Russia knows that NATO almost certainly will not invade, but that risk is never zero. Dr. Snyder has fallen into Tversky and Kahneman's cognitive trap of assuming that risk is, in fact, zero because the risk is very low. It's best to think about this problem as Putin playing a long-term game to best set up Russia for an East-West conflict he must believe is coming one day. Invading Ukraine took on some risk now, with the intent of improving his position on the board later. There's a good chance he also was looking to pick up a large domestic political win, to better secure his grip on power.

Unfortunately for Putin, the ease with which Russia knocked over Crimea probably helped convince him that systemically flawed internal estimates of the balance of capabilities were accurate. He didn't understand problems within his military the West had known about for decades. As observers over here, we didn't understand just how bad those problems were. The result was that both Western observers (whose broad consensus was that Russia would win, but that it could be far more costly than expected) and Putin's inner circle (who believed Russia would win quickly and with ease) were wrong about what would in fact happen when conflict broke out.
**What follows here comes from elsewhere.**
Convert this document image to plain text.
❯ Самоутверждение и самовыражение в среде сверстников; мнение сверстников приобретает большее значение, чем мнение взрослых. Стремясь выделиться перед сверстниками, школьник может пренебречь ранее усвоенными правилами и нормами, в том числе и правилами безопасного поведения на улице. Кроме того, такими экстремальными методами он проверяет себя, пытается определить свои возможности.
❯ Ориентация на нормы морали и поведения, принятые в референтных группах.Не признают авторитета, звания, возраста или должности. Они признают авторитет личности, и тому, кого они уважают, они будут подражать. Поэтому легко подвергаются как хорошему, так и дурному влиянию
None of us correctly assessed the degree to which Russia's capabilities have been degraded by this war.

These information gaps are why we think about these issues in terms of balance of probabilities, not certainties. Putin started the war due to a misperception resulting from poor information, and as it turns out both the rationalists and the psychological scholars in the conflict space agree war never happens without one. If both sides knew who would win with certainty, they settle their differences at a conference table instead. This is one way of explaining the reason for the democratic peace proposition. Open societies are much more likely to accurately assess internal and external capabilities, as well as the political risks faced by both sides, and come to agreements that both sides can agree are consistent with the present situation.

Dr. Snyder may come back and make assertions about what leaders think in the moment about international conflict after he reads the risk management literature in economics and the conflict literature in political science. I remain interested in what he has to say about the historical process by which democracies became tyrannies in the last century. He holds his present appointment at Yale because he has done good work in that area.
You have just agreed with what Snyder said (your quote) albeit in a meandering way.
 
You have just agreed with what Snyder said (your quote) albeit in a meandering way.
Not in the slightest. Dr. Snyder makes the claim that the decision to invade Ukraine has nothing to do with NATO. It has quite a great deal to do with NATO. His analysis ignores future security risks (and ignores everything we know about risk altogether, truth be told) and focuses solely on the present situation.

That's not how security works, it's not how leaders make security decisions, and there's ample empirical support to back the counterclaims up.